AS CAVERNAS DE AÇO, de Isaac Asimov, ou "O Blade Runner do Bom Doutor"



Por RICARDO CAVALCANTI


Isaac Asimov é um dos grandes nomes da ficção científica clássica, ao lado de Arthur C. Clarke, e isso não tem como negar. Suas obras popularizaram o gênero, angariando milhões de fãs ao redor do mundo. Dono das costeletas mais famosas da ficção científica, Asimov é russo de nascença, mas migrou com sua família aos três anos de idade para os Estados Unidos, se naturalizando por lá (Em 1981, um cometa foi batizado com seu nome). Mestre e doutor em bioquímica, possui mais de 500 obras publicadas, entre história, matemática, ficção científica, fantasia, astronomia, biologia e química. Neste mês de abril, completam-se vinte e cinco anos de seu falecimento. Por conta disso, nós do Zona Negativa, resolvemos prestar uma homenagem, trazendo algumas obras deste autor que é tão importante para a FC. Iniciamos o mês com o excelente conto “A Última Pergunta” e agora damos sequência trazendo uma obra que trata de um assunto que o autor adora: robôs! As Cavernas de Aço, que é o primeiro livro da chamada “Série dos Robôs!”. Fazem parte ainda da série: “O Sol Desvelado”, “Robôs da Alvorada” e “Robôs e o Império”. De todos, somente o último ainda não foi relançado pela Editora Aleph. Mas ao que tudo indica, deve sair agora no segundo semestre de 2017. A última edição havia saído em 1985 pela editora Record.




As três leis da robótica são:



1ª Lei: - Um robô não pode ferir um ser humano ou, por inação, permitir que um ser humano seja ferido.



2ª Lei: – Um robô deve obedecer às ordens dadas por seres humanos, exceto nos casos em que tais ordens entrem em conflito com a primeira lei.

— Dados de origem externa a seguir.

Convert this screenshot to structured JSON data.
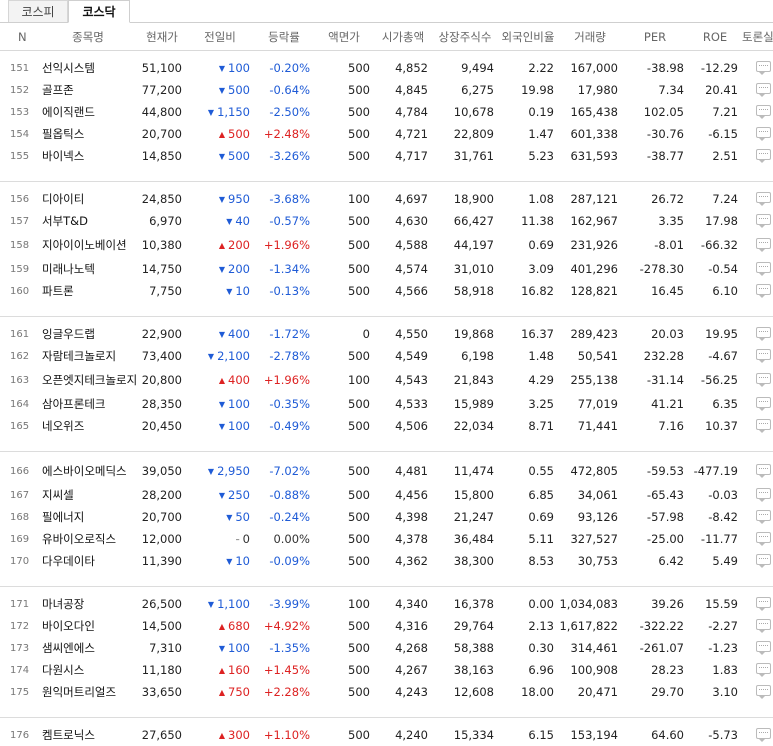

3ª Lei – Um robô deve proteger sua própria existência, desde que tal proteção não entre em conflito com a Primeira ou com a Segunda lei.



Asimov usou e abusou das três leis da robótica que ele mesmo criou. Apesar de ter utilizado tais leis em alguns contos, acabou tomando uma maior dimensão a partir do momento que os juntou, transformando em um livro: “Eu, Robô”. Depois disso, a cada conto, a cada livro, a cada história, parecia que ele estava tentando testar os limites de tais leis. Depois de algum tempo, ainda resolveu incluir mais uma lei, que viria antes das anteriores. A chamada “Lei Zero”:
 

Um robô não pode causar mal à humanidade ou, por omissão, permitir que a humanidade sofra algum mal.”



As três leis ainda foram utilizadas na “adaptação” para o cinema de “Eu, Robô”, com Will Smith. Provavelmente, a única coisa da obra de Asimov que está no filme. De resto, não tem mais nada. As leis estão também presentes no conto O Homem Bicentenário (The Bicentennial Man), que virou filme em 2000 com Robin Williams. Mas não estamos aqui para falar de adaptações para o cinema. Vamos ao que interessa!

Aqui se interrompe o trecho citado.